The Curse of Cromwell and music in Protestant Ascendancy Ireland.
The Elizabethan conquest and subsequent plantations were ultimately resisted in Ireland and in 1641 there was a rebellion. The 1641 rebellion was primarily concerned with regaining control of Ireland by the ruling classes of Irish Catholic descent. It was a political attempt at a coup d’etat which then descended into widespread violence and ethnic conflict. It then evolved into the Irish Confederate Wars and ended with the Cromwellian conquest of Ireland.
This latter event was a complete cultural, social and political reboot of Irish society. The consequences of which were total and complete. If the Tudor conquest heralded the beginning of the end of the Gaelic order in Ireland, the Cromwellian conquest was the final chapter.
Everything changed and much was lost and lamented. It was inevitable and it was tragic in many instances. The factional infighting of Gaelic society contributed to its elimination by larger outside forces.
It was the bloodiest and deadliest war in Irish history. The musical culture was irrevocably altered. Mass deportation of Irish began through indentured servitude/enforced slavery; this is a hugely contested area and the wording of this still continues to create division.
Regardless of these finer points a culture came to an end and a new regime was enforced. Whatever ‘Gaelic’ culture that was to emerge in the future would be permanently changed.
Those that could fled independently. Some were sent ‘to hell or to Connaught’ (the death penalty of the bleak environs of Connaught which may not have been much better. A study of the lineages of the noble Irish clan leaders reflects this displacement with Irish aristocrat lines emerging in France, Spain and Portugal.

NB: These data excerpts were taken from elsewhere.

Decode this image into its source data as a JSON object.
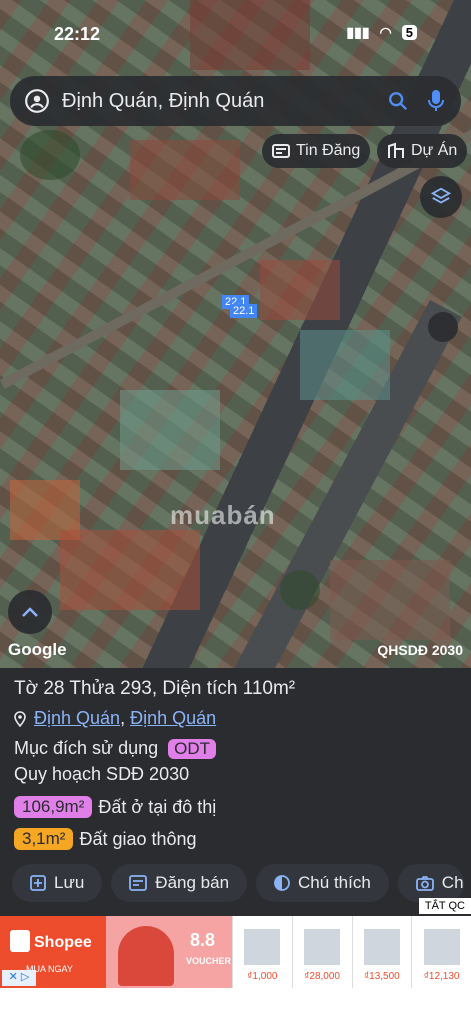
{
  "status_bar": {
    "time": "22:12",
    "battery": "5"
  },
  "search": {
    "text": "Định Quán, Định Quán"
  },
  "chips": {
    "tin_dang": "Tin Đăng",
    "du_an": "Dự Án"
  },
  "map": {
    "parcel_labels": [
      "22.1",
      "22.1"
    ],
    "watermark": "muabán",
    "google": "Google",
    "layer_label": "QHSDĐ 2030"
  },
  "parcel": {
    "title": "Tờ 28 Thửa 293, Diện tích 110m²",
    "location_1": "Định Quán",
    "location_sep": ",",
    "location_2": "Định Quán",
    "purpose_label": "Mục đích sử dụng",
    "purpose_code": "ODT",
    "plan_label": "Quy hoạch SDĐ 2030",
    "rows": [
      {
        "area": "106,9m²",
        "desc": "Đất ở tại đô thị",
        "color": "#e07fe8"
      },
      {
        "area": "3,1m²",
        "desc": "Đất giao thông",
        "color": "#f5a623"
      }
    ]
  },
  "actions": {
    "save": "Lưu",
    "post": "Đăng bán",
    "legend": "Chú thích",
    "photo": "Ch"
  },
  "ad": {
    "close": "TẮT QC",
    "shopee": "Shopee",
    "shopee_cta": "MUA NGAY",
    "promo_big": "8.8",
    "promo_small": "VOUCHER",
    "prices": [
      "₫1,000",
      "₫28,000",
      "₫13,500",
      "₫12,130"
    ]
  }
}
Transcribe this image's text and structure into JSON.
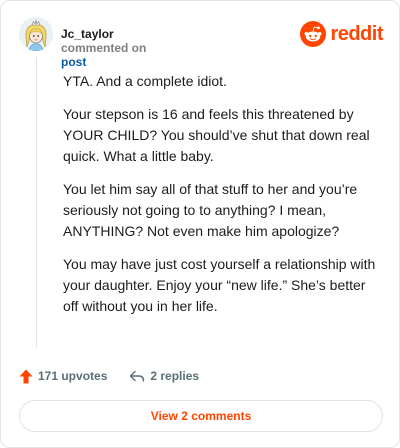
{
  "header": {
    "username": "Jc_taylor",
    "action_text": "commented on",
    "target_text": "post",
    "brand_text": "reddit"
  },
  "comment": {
    "paragraphs": [
      "YTA. And a complete idiot.",
      "Your stepson is 16 and feels this threatened by YOUR CHILD? You should’ve shut that down real quick. What a little baby.",
      "You let him say all of that stuff to her and you’re seriously not going to to anything? I mean, ANYTHING? Not even make him apologize?",
      "You may have just cost yourself a relationship with your daughter. Enjoy your “new life.” She’s better off without you in her life."
    ]
  },
  "footer": {
    "upvotes_label": "171 upvotes",
    "replies_label": "2 replies",
    "view_button_label": "View 2 comments"
  },
  "icons": {
    "avatar": "avatar",
    "brand": "reddit-icon",
    "upvote": "upvote-arrow-icon",
    "reply": "reply-icon"
  },
  "colors": {
    "brand": "#ff4500",
    "link": "#0b5aa8",
    "muted": "#7c8084",
    "border": "#e0e3e6"
  }
}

Songs then emerge eulogising these dispossessed Irish. ‘Sean Ó Dubhir a’ Ghleanna’ is one such song that is still played and recorded by musicians today. This is a haunting piece that if meditated upon will bring you right back into the moments when it was written. There was an ending taking place.
The end of the 1600’s saw the completion of the destruction with the Williamite War. Another layer of lament was laid down in the aftermath. ‘Marbhna Luimní’ The Lament of Limerick and ‘Clare’s Dragoons’ record the loss of Limerick and the subsequent exploits of the defeated and exiled Irish in European armies.
Not all fled, and those that stayed continued to fight in the hills as outlaw rapparees. ‘Éamonn na Chnoic’ immortalised the legendary Éamonn Ryan of Tipperary. This song portrays him as a Robin Hood figure.
Fenian lays, ballads based on the mythological creation myths from the prehistoric period became popular as the ancient world drifted into memory only. Lays, or laoithe, continued to be sung in Ireland right up until the 1940’s when the last ones were recorded in Glencolmcille in Donegal.
Caoineadh, or laments, then become popular and particularly religious laments with reference to Marian themes. Keening is an English word derived from this tradition and ‘keeners’ were present at funerals. There were four different kinds of ‘keeners.
Bean chaointe, or keening women, who performed in the presence of a corpse. Marbhna, or bardic elegy, were sung for dead chieftains. Death laments became popular after the destruction of the Bardic Schools as an attempt to prolong the traditions of the bardic poets. The last type were death songs which are still featuring in the repertoire of sean nós singers today.
Love songs, often emotionally striking, dominated the folk repertoire, or amhrán, after the late seventeenth century. Cearbhall Ó Dálaigh was one such who left behind a deep imprint of the culture of romantic poets. ‘Éibhlín, A Rún’ is a song still sung today which is representative of the mystique.
Turlough O’Carolan was one of the most famous, and last, of the Irish harpists. As he was blinded by smallpox he was taught the harp as a way of earning and income. This was quite a common practice in mediaeval Ireland. As the system of patronage disintegrated due to the political and religious upheaval O’Carolan represented that last of the tradition. He adapted his repertoire and style to suit the incoming Ascendancy tastes.
The old world was fallen away and a new one would emerge.